I say paint a picture because it is currently practically impossible to identify reliably through bibliometric means all research outputs that use named data sources (I should emphasise that this is definitely not a problem with Dimensions data specifically.) There are too many ways in which a publication which does use administrative data might not be identified in a bibliometric database as doing so, and even more ways in which something that’s nothing to do with administrative data might be picked up in error.

For example, the Welsh Demographic Service can easily be searched for in the titles or abstracts of journal articles, and any publications which cite it should be pretty visible. But what if an author, quite reasonably, abbreviates their data source to the WDS? That’s fine: just search for WDS too. I did that. But be prepared – as I wasn’t until I had to – to have to remove lots of publications about ‘White Dwarf Stars’ and ‘Water Distribution Systems’ from your dataset before you analyse it.

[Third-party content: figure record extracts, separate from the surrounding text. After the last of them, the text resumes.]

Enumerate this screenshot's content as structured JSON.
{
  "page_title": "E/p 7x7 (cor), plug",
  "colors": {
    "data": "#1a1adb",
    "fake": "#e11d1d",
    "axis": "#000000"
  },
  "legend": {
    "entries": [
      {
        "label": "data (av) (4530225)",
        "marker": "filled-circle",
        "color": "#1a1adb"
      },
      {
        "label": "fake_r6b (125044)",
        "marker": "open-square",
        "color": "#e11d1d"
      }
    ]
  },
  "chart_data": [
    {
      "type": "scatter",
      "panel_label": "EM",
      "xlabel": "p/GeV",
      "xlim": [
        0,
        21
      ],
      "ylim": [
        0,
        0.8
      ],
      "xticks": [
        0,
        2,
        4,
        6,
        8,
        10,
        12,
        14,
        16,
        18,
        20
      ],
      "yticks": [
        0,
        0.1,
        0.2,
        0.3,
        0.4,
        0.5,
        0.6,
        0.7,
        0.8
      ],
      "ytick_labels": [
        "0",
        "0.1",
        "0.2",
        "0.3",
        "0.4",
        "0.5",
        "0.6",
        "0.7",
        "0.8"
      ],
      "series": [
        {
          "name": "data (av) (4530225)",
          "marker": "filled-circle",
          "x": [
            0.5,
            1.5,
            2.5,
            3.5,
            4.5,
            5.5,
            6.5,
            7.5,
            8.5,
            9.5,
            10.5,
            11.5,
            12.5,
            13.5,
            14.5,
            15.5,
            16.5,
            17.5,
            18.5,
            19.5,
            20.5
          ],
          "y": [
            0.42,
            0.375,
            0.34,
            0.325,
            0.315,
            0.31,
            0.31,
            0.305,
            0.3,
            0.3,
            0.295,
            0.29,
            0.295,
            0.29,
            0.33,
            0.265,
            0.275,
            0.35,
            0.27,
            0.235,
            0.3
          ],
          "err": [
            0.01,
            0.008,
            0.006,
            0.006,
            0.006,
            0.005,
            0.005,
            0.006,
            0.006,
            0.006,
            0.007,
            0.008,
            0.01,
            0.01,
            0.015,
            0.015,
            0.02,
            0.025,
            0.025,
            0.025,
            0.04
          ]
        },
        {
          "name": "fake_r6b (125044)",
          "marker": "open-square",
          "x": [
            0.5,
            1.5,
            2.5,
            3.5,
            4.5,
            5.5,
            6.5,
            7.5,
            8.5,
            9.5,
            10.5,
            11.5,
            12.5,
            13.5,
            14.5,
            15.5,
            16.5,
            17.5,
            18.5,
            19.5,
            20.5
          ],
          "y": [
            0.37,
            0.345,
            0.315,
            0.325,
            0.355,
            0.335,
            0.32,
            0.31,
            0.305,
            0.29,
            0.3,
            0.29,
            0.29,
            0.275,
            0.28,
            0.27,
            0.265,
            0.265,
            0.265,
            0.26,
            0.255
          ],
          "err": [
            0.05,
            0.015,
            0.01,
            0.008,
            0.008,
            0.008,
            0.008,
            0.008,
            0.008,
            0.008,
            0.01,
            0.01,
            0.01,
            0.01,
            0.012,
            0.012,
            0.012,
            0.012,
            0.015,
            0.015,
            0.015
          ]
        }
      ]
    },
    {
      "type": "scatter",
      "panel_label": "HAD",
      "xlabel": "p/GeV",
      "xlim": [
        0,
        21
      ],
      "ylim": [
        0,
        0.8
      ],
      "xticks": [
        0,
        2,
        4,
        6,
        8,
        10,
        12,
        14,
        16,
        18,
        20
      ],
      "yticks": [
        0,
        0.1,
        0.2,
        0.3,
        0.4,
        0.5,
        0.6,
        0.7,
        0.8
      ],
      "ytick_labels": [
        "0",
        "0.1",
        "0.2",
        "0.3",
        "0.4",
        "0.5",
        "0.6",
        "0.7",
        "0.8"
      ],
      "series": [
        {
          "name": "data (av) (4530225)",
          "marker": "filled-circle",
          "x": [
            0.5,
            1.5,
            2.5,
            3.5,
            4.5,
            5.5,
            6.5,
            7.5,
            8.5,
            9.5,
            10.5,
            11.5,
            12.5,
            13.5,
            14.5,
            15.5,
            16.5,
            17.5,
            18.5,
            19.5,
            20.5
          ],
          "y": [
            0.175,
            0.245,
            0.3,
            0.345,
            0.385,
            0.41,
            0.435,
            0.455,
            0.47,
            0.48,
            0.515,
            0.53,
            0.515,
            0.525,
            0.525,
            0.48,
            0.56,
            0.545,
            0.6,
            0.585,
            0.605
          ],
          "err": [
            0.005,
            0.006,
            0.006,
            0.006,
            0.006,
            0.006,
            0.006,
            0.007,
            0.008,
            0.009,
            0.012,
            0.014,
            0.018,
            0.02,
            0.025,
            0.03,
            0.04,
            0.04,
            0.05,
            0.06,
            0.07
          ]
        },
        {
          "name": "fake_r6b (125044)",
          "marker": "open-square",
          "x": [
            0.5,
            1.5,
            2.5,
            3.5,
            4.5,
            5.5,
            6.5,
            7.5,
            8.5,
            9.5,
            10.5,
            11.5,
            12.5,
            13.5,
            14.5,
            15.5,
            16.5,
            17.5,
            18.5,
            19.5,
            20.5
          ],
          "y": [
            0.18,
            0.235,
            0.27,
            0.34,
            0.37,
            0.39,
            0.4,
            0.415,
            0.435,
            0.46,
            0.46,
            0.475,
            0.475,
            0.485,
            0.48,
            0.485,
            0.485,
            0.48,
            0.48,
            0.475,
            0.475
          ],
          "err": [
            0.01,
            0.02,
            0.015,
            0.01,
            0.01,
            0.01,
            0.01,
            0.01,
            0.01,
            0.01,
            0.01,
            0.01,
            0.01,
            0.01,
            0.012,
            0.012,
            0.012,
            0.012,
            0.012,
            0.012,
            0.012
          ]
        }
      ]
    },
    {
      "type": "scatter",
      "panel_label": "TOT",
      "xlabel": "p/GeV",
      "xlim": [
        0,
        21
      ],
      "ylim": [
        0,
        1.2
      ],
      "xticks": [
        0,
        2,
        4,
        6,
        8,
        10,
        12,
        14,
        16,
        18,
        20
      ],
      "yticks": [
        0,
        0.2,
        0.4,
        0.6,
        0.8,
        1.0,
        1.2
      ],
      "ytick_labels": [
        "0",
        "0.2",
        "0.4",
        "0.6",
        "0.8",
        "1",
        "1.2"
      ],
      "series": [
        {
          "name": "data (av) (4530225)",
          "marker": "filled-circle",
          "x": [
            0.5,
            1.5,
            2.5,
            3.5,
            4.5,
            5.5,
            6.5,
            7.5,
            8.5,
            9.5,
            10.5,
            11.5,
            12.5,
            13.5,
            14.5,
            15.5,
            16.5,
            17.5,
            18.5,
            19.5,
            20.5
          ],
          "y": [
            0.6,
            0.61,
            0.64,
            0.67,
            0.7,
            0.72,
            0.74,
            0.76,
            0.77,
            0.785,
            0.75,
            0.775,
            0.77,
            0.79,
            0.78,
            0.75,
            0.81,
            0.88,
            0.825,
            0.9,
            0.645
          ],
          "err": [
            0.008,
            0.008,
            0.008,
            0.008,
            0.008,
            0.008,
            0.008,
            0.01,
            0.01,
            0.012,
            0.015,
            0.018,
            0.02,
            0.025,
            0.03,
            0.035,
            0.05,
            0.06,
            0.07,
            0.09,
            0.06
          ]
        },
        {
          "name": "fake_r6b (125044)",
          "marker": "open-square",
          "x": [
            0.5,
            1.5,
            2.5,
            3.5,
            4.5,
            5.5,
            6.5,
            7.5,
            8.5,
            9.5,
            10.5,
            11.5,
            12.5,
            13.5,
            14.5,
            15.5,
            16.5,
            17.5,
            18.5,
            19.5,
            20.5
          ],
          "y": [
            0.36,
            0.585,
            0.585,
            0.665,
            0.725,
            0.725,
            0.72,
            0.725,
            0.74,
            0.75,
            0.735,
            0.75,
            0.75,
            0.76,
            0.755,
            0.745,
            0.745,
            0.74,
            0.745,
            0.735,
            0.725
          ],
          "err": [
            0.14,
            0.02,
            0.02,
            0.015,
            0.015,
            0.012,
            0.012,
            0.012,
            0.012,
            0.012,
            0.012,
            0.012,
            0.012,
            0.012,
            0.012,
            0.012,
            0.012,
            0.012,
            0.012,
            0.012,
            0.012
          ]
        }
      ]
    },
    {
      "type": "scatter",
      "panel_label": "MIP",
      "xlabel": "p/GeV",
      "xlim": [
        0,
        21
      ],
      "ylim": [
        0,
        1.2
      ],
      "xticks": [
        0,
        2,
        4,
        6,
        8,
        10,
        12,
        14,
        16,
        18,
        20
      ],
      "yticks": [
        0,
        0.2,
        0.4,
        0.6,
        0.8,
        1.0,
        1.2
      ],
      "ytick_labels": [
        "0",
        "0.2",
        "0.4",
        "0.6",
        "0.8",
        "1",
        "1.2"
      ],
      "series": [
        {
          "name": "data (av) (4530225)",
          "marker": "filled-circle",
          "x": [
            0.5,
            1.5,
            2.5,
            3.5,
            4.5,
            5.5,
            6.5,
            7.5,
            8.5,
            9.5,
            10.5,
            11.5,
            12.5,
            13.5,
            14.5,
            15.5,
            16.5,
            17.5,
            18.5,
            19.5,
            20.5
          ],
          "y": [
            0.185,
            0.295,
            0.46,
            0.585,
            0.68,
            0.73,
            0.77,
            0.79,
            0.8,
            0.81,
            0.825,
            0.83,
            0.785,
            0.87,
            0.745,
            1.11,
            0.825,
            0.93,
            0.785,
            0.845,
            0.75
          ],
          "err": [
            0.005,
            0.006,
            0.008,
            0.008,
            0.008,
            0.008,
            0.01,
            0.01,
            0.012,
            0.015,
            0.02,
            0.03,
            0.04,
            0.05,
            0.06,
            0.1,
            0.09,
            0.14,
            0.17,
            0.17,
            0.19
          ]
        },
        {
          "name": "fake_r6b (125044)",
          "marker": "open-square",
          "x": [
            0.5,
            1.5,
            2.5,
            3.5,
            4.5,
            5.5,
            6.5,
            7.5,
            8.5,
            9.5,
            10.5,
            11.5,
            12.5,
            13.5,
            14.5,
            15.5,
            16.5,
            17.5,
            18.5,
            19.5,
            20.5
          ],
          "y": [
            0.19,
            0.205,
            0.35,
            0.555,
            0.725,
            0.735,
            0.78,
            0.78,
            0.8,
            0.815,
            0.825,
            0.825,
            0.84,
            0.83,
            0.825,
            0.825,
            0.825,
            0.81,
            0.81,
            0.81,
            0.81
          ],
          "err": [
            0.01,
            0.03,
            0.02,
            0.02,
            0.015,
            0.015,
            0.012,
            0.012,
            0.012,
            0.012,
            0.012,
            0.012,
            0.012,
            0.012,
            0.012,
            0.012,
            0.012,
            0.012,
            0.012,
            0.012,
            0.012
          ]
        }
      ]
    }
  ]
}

This fuzziness places limits on how complete the data, from any source, can ever be and therefore how detailed and reliable the description of the research landscape can be. That’s not to say that it would be impossible to do a more rigorous job of this analysis, but that was not the aim. I kept it deliberately short and sweet: illustrative rather than definitive.

Even with its limitations, the analysis seems to have been worthwhile, even if the resolution is limited and the focus is likely to be a little off. The publications identified suggest that there is a large and vibrant community of researchers from a range of backgrounds using administrative data. There is plenty of international collaboration and a strong focus on health issues, which suggests a good potential return to the taxpayers who ultimately fund much of the work. And it looks like the data is of much more than purely academic interest.

It would be interesting in future to track these features of the landscape, and perhaps to pin them down with a bit more rigour in an evaluation proper. If you’re a researcher using an ADR UK dataset, you can help to evidence the benefits of what you do by making sure that you mention that fact in a clear and consistent way*. Ideally one that doesn’t introduce too much astronomy into the picture.

If you’re a researcher using an ADR UK dataset, you can help to evidence the benefits of what you do by making sure that you mention that fact in a clear and consistent way.

 

*ADR UK will be offering best practice guidance to researchers on how to do this soon, potentially involving the use of Digital Object Identifiers (DOIs) – watch this space.